I have now downloaded the phone app and I will try that the next time. I have already gone through the trouble of re-configuring the router for my current location and I don't want to disturb it with further troubleshooting right now. But this is a good thing to try next time.
Do you maybe use special symbols which causes this?, something different than the utf-8 charset ?
just to be sure, you don't use a usb stick as storage device right, as a ext4 overlay?
otherwise if it is the ext4 storage, this is normal... because you overlay the space, if you remove the usb basicly you reset to the state before you modified the overlay, and it can sometimes be pretty dangerous with packages too having a potential to cause soft brick if litterly mounted as /overlay, because when you perform a firmware upgrade then the usb packages overlay the newer core packages with the old outdated ones.
I still haven't been able to fully characterize it or reproduce it. Shockingly, I was bitten by the same bug on vanilla OpenWRT in the past couple weeks, so finally I know it's not GLi's fault
Possible workaround:
If you are connecting to the admin panel via https, connect via http; if you are connecting via http, try https. The password may work again after you switch protocols. You can then reset the password from the web interface, after which it will work again normally.
You may be able to connect via ssh; I don't remember if passwd then resets the password successfully or not.
Unfortunately this bug bites me only about 1 to 2 times per year, so progress has been very slow on figuring out how to reproduce it so it can be fixed ... and my recent experience indicates that it may be in OpenWRT itself, not GLi's code.
No, my password is UTF-8 characters only (and it works all of the time except for the first attempt after moving to a new host network).
I do not have any special storage devices.
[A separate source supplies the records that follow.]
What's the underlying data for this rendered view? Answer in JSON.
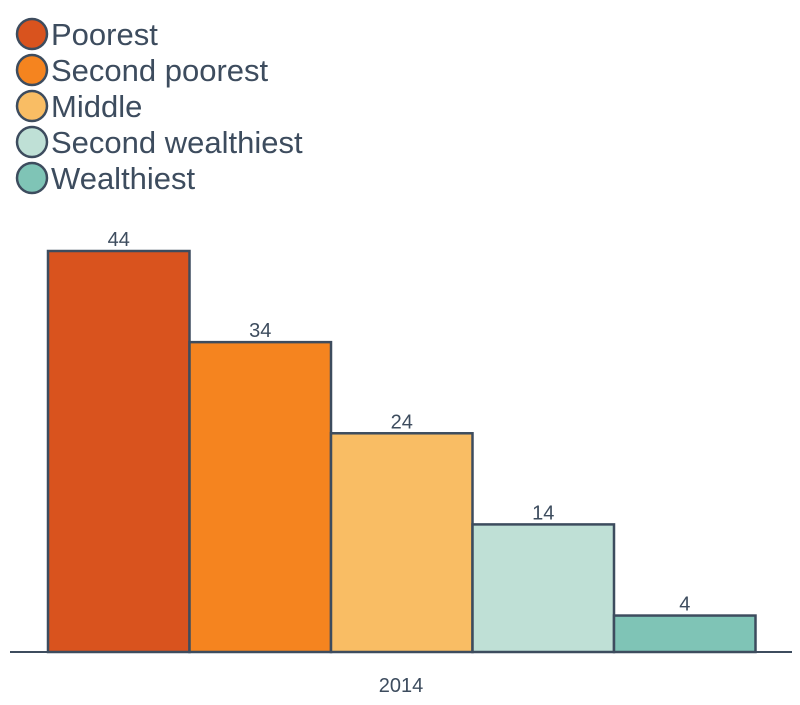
{
  "chart_data": {
    "type": "bar",
    "categories": [
      "2014"
    ],
    "series": [
      {
        "name": "Poorest",
        "values": [
          44
        ],
        "color": "#d9531e"
      },
      {
        "name": "Second poorest",
        "values": [
          34
        ],
        "color": "#f5841f"
      },
      {
        "name": "Middle",
        "values": [
          24
        ],
        "color": "#f9bd64"
      },
      {
        "name": "Second wealthiest",
        "values": [
          14
        ],
        "color": "#bfe0d6"
      },
      {
        "name": "Wealthiest",
        "values": [
          4
        ],
        "color": "#7fc4b6"
      }
    ],
    "title": "",
    "xlabel": "",
    "ylabel": "",
    "ylim": [
      0,
      44
    ],
    "grid": false,
    "legend_position": "top-left",
    "outline_color": "#3d4c5e",
    "text_color": "#3d4c5e"
  }
}
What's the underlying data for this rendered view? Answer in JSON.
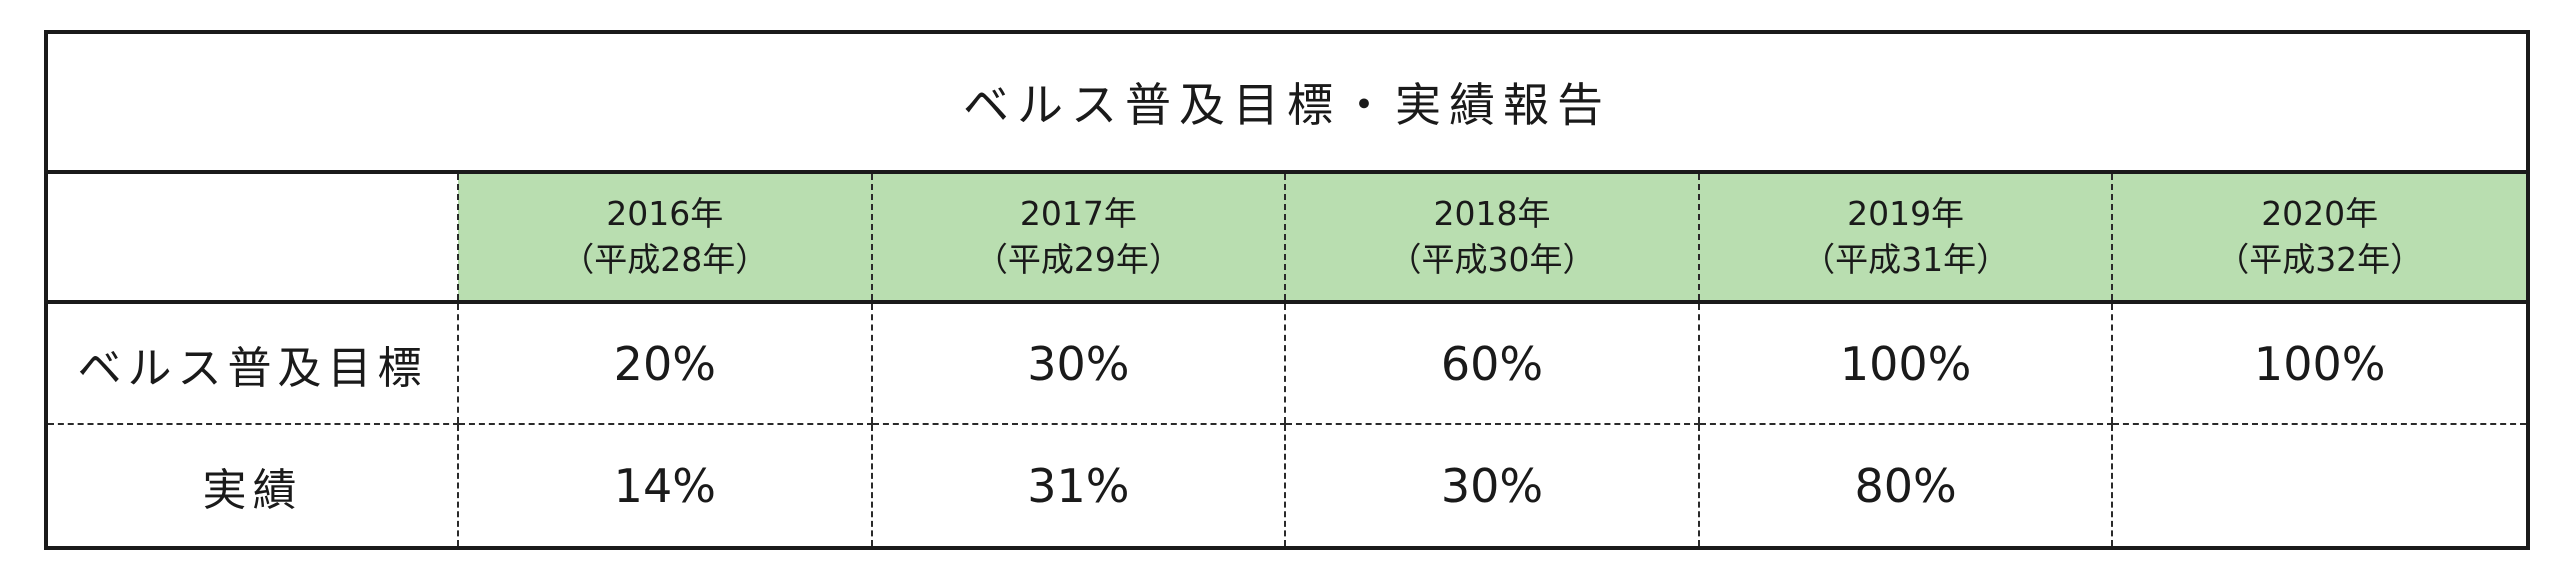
{
  "title": "ベルス普及目標・実績報告",
  "years": [
    {
      "year": "2016年",
      "era": "（平成28年）"
    },
    {
      "year": "2017年",
      "era": "（平成29年）"
    },
    {
      "year": "2018年",
      "era": "（平成30年）"
    },
    {
      "year": "2019年",
      "era": "（平成31年）"
    },
    {
      "year": "2020年",
      "era": "（平成32年）"
    }
  ],
  "rows": [
    {
      "label": "ベルス普及目標",
      "values": [
        "20%",
        "30%",
        "60%",
        "100%",
        "100%"
      ]
    },
    {
      "label": "実績",
      "values": [
        "14%",
        "31%",
        "30%",
        "80%",
        ""
      ]
    }
  ],
  "colors": {
    "header_fill": "#b9deb0",
    "border": "#1a1a1a"
  }
}
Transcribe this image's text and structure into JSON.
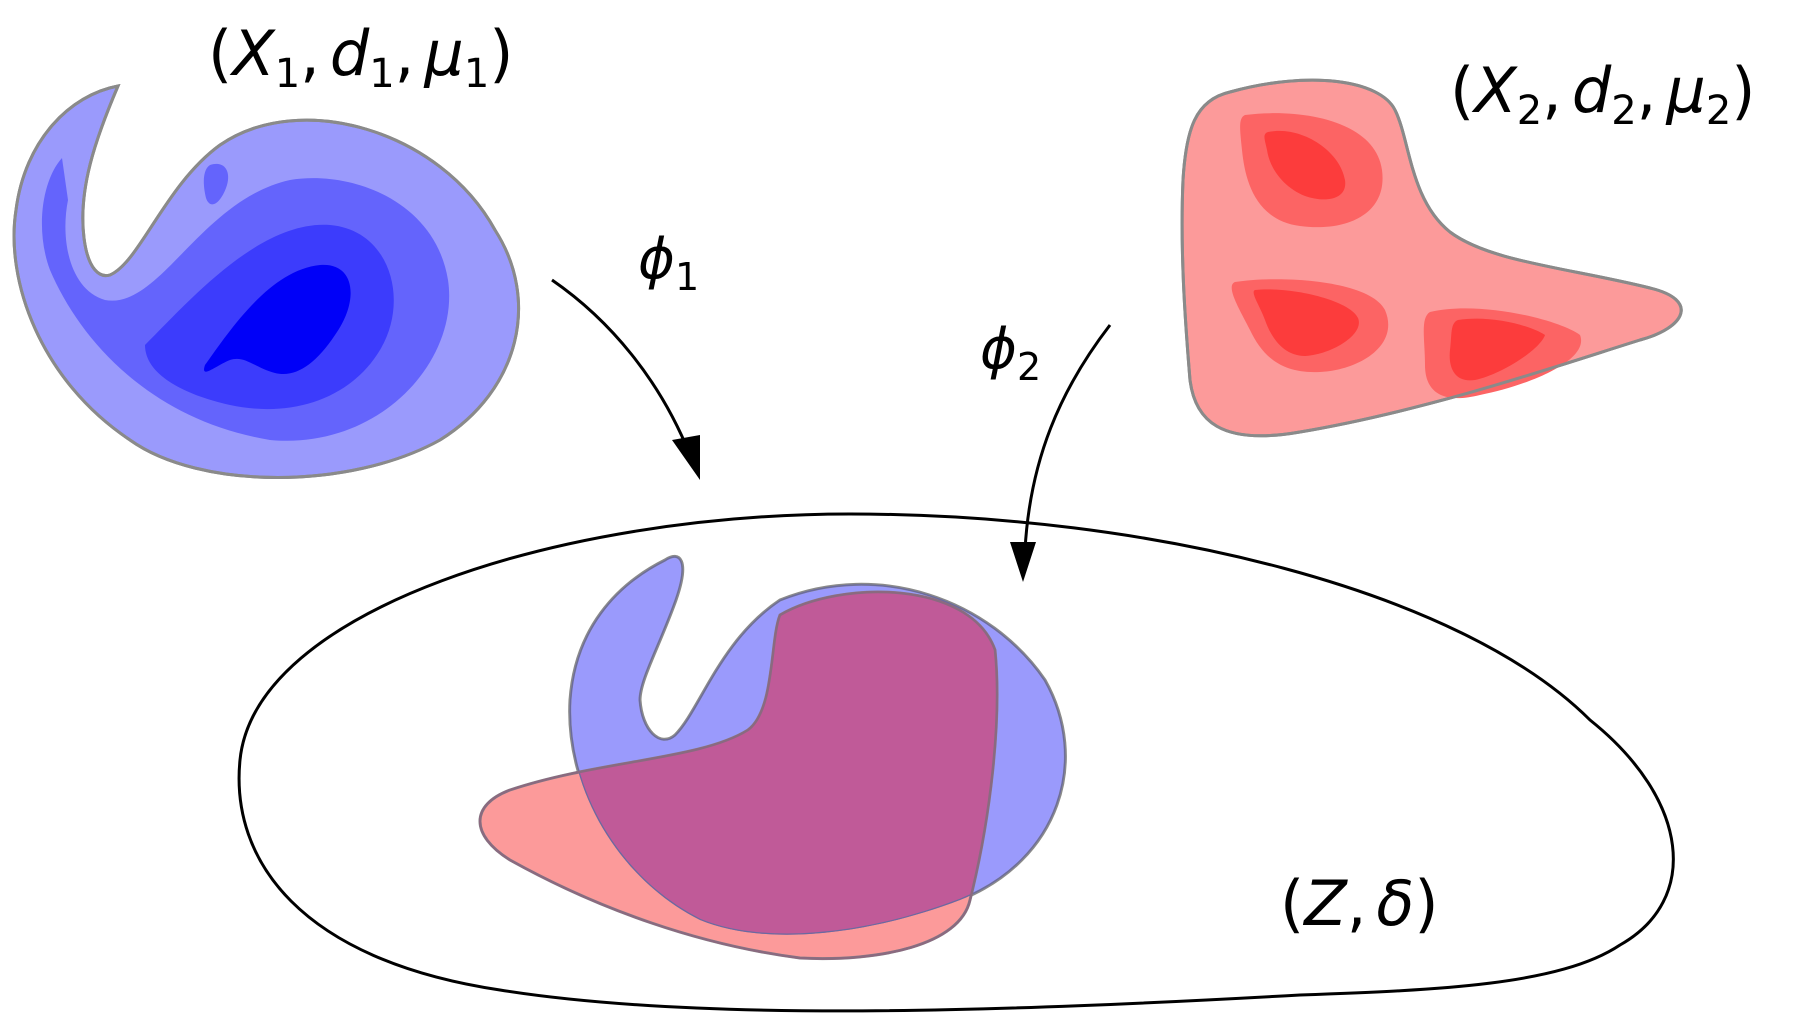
{
  "labels": {
    "space1": {
      "open": "(",
      "X": "X",
      "comma": ",",
      "d": "d",
      "mu": "μ",
      "sub": "1",
      "close": ")"
    },
    "space2": {
      "open": "(",
      "X": "X",
      "comma": ",",
      "d": "d",
      "mu": "μ",
      "sub": "2",
      "close": ")"
    },
    "target": {
      "open": "(",
      "Z": "Z",
      "comma": ",",
      "delta": "δ",
      "close": ")"
    },
    "map1": {
      "phi": "ϕ",
      "sub": "1"
    },
    "map2": {
      "phi": "ϕ",
      "sub": "2"
    }
  },
  "colors": {
    "blue_levels": [
      "#9a9afc",
      "#6464fc",
      "#3c3cfc",
      "#0000f8"
    ],
    "red_levels": [
      "#fc9a9a",
      "#fc6464",
      "#fc3c3c"
    ],
    "overlap": "#c05a98",
    "outline": "#000000"
  }
}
The router is completely 'out of the box' standard except for the OpenVPN and Wireguard clients (to NordVPN) that I configure.
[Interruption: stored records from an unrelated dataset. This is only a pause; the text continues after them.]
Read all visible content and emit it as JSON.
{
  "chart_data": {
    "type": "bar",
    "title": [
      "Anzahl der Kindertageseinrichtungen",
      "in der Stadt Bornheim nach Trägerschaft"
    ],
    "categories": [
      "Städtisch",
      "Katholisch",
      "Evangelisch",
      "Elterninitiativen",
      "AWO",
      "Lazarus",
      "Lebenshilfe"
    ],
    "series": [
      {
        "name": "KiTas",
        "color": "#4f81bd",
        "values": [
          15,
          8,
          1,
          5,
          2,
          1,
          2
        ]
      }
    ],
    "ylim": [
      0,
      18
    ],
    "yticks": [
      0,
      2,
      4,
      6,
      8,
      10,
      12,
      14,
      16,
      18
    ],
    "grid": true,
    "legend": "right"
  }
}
The issue is I have a hard time following this, what happens on the view exactly?
If you get this issue, are you sure that you are connected to the correct wireless AP and don't see a cached offline page?
I know as example that some browsers do this like Brave, it sill show a identical offline page, but inputs will not work until there is internet ..., but that will fail if the AP mismatch.
The error, is written in javascript which renders completely cliënt side, it could be that this error has been shown as fall back when it couldn't communicate with the gl sdk api from the ui, although if that is the case, @bruce could you ask the developer team to make error for this specific case?, when the ubus/rpc api call fail from a offline cached JavaScript?
^ to add sometimes it works forcing a reload with F5 it will often be more clear if the page is offline, although some browsers keep caching.
But it can also be a defect where the chips runs out and becomes read only, but that is not random, it will constantly do it with 100% failure on each re-power.
From my own experience I see this non chip issue happen when I have 2 networks saved on my Android, one main network and one travel router i.e MT3000, and when I set the MT3000 to repeater mode, due to the nature of going offline if it repeats on the same band where I was connected on, my android connects automatically to my main wifi instead of the MT3000, but in Brave my router page keeps cached, and even when reconnecting to the MT3000 I sometimes have to do a F5 on the cached page to make sure it connects.
Best is to disable automatic connecting to wifi networks on the android device/client
Hi,
There are a few reported cases of this issue, but they occur sporadically and are unstable to reproduce.
First, ensure you have a valid connection to the correct router (via WiFi or wired).
The cause has not yet been determined.
In this case, we can try to add a special prompt, but the prompt for incorrect input of ordinary passwords will remain unchanged.